La légende dit que Thor devait porter des gants spéciaux, appelés Járngreipr, « gants de fer », chaque fois qu’il empoignait son marteau. Ici, il n’en porte pas. On observera aussi son casque pointu, qui s’apparente plutôt à un bonnet de nain. Mais Thor n’est pas un nain. Alors qui est-ce ? Et que tient-il dans ses mains ? En fait, on n’est pas certain qu’il s’agisse de Thor. Une inscription de Wikimédia signale : Thor ou Christ. Selon moi, ça ne ressemble ni à l’un  ni à l’autre. Et l’étrange objet qu’il tient n’est pas Mjöllnir, ce n’est pas non plus un attribut christique. Le mystère plane… 

Thor possède aussi une ceinture magique nommée Megingjord  (« qui augmente la force »). Elle n’est pas visible sur cette statuette, pas plus que les gants de fer. Il est dit que la ceinture donnait à Thor la force de manier son marteau, aussi appelle-t-on Megingjord la ceinture de force. Allons donc ! Pour moi, la ceinture, les gants et le marteau forment un équipement spécial, de haute technologie, à ne pas mettre entre toutes les mains. Ce n’est pas la force de Thor que la ceinture augmentait, mais la puissance du marteau. Thor n’est pas une demie portion : il mange deux bœufs entiers à son repas, pêche deux baleines, et soulève le chaudron géant sans avoir besoin d’une ceinture de force.

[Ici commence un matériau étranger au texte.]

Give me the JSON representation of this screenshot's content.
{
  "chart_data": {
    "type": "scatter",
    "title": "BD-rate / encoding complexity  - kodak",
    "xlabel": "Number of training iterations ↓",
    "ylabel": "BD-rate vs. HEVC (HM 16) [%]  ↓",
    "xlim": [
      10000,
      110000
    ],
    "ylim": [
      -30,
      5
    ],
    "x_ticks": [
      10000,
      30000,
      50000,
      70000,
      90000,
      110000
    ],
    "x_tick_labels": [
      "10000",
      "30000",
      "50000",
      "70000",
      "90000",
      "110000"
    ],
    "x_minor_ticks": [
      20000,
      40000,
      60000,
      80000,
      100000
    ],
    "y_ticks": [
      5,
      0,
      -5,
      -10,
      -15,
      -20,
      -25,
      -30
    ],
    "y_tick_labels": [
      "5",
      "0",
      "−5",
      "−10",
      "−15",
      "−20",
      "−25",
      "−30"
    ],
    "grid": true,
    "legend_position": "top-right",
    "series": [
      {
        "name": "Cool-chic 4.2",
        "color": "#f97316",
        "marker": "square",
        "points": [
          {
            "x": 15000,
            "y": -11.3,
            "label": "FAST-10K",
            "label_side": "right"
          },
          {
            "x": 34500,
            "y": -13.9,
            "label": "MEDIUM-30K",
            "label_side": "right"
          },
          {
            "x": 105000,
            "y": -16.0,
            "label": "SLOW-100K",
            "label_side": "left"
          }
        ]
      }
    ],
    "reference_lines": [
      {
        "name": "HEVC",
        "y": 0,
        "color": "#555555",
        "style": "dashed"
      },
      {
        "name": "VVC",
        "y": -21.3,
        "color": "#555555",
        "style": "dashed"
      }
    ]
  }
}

Il s’agit selon moi d’une batterie électrique surpuissante, capable de générer différents types d’éclairs. Megingjord était reliée au marteau par les gants de fer que Thor portait quand il prenait Mjöllnir. Ces gants étaient conducteurs, d’où le fer, mais ils étaient aussi isolants à l’intérieur, pour que Thor ne soit pas grillé. Ce qui me rappelle que les Lévites étaient seuls habilités à manipuler l’Arche d’Alliance. Ils portaient, eux aussi, des gants spéciaux. Sans protection, tous les autres étaient foudroyés, dit la Bible. Électrocutés ?

 

Pour (ne pas) conclure

Plus je regarde cette figurine, et plus j’y vois un Nain. Le nain métallurgiste qui a façonné le marteau de Thor ? Ou bien le nain Brokk, qui le lui a remis ? Oui, je crois que c’est Brokk. Reste le problème du marteau lui-même, qui ne ressemble en rien à l’objet que tient Brokk. Que signifient ces trois boules ? Une malformation anatomique ? Non je rigole. Ah, il y a aussi les boucs interplanétaires comestibles ! Oui ça me titille, mais je n’y comprends rien. Si jamais je trouve quelque chose, je vous en reparle. Finalement je m’aperçois que j’ai posé beaucoup de questions dans cet article, sans donner vraiment de réponse. Quelle importance ? La réponse vous appartient. N’hésitez pas à m’envoyer vos suggestions.

 

J’habite la demeure du possible. Elle a plus de portes et de fenêtres que la demeure de la raison.